Wo keine Gästebetten vorhanden gewesen seien, hätten Familienmitglieder sogar eigene Betten für die Gäste geräumt und im Wohnzimmer geschlafen, berichtet Ilka Pusch. Sie ist Lehrerin am WBG und hat gemeinsam mit ihrem Kollegen Olaf Landeck den Indienaustausch organisiert, im Rahmen einer AG mit den Schülern vorbereitet und begleitet.

Unterstützung erhielten beide zudem vom ebenfalls mitgereisten Schulleiter des WBG, Holger Wirtz. Dieser zeigt sich besonders davon beeindruckt, wie die Jugendlichen ohne Berührungsängste sehr freundschaftlich aufeinander zu gegangen seien.

Sehr offen seien die Jugendlichen auch der fremden Kultur begegnet und selbst das ungewohnte Essen habe keinen Anlass für Unmut geliefert, bemerkt Ilka Pusch. Dabei lieben Inder gemeinhin ausgesprochen scharfe Speisen und reichen bereits zum Frühstück zu den Reiskeksen eine sehr scharfe Soße. Sogar das Angebot bekannter Fastfoodketten sei an indische Essgewohnheiten angepasst, ergänzt Olaf Landeck. Dies spiegele sich sowohl im Schärfegrad der angebotenen Speisen wie im Fehlen von Rindfleischgerichten wider: „Kühe werden in Indien verehrt und nicht gegessen.“

Vielfältige Eindrücke und Erlebnisse ihres 14-tägigen Aufenthaltes rufen sich die Rückkehrer in Erinnerung: die Segnung der deutschen Gäste durch einen Tempelelefanten, den besonders beeindruckenden Besuch in einer Schule für Blinde und Gehörlose, den abendlichen Ausflug zum Strand, der mit seinen Buden und Attraktionen eher einer Kirmes glich.
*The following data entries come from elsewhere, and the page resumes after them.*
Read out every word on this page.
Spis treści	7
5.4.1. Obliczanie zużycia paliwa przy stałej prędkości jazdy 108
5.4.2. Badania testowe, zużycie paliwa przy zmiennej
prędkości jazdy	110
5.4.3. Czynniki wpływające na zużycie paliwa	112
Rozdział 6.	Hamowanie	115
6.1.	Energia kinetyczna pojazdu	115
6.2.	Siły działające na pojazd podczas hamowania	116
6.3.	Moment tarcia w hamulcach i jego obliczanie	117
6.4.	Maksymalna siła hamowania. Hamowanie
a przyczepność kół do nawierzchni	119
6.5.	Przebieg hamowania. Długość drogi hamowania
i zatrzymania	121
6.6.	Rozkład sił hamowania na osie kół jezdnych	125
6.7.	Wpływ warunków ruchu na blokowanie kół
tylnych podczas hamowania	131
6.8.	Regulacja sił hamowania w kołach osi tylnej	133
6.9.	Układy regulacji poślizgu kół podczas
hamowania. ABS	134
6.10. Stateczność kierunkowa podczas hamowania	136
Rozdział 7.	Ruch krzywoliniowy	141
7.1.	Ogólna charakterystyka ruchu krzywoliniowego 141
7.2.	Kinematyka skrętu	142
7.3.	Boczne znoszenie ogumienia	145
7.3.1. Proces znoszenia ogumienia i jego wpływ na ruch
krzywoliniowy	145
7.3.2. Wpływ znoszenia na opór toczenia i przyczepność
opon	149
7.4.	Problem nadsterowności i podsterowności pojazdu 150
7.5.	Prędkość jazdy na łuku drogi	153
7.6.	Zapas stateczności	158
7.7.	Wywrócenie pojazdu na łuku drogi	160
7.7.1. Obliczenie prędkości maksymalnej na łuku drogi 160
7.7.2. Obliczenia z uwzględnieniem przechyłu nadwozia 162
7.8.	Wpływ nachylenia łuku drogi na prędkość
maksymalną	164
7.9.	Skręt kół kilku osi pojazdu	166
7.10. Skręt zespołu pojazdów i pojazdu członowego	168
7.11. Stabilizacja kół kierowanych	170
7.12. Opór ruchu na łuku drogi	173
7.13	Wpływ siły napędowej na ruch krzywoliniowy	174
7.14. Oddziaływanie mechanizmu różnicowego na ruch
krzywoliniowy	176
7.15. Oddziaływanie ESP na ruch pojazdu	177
Auf den mitgebrachten Fotos sind schlichte Schuluniformen genauso wie Jeans und T-Shirts sowie farbenfrohe Saris, die traditionelle Kleidung indischer Frauen, zu sehen. Andere Bilder zeigen die imposante Stadtarchitektur, bunt geschmückte Tempelbauten, Naturaufnahmen und die vielfältigen Fortbewegungsmittel, mit denen sich die Einheimischen durch den dichten Stadtverkehr bewegen. Besonderer Beliebtheit erfreue sich dabei die Motorrikscha, ein dreirädriges, überdachtes Moped, liebevoll „Tuk-Tuk“ genannt.

„Heimweh hatten die Schüler nicht, die Zeit ist viel zu schnell vergangen", erzählt Ilka Pusch zum Abschluss und kündigt an, dass es bereits 2016 wieder einen Indienaustausch am WBG geben wird.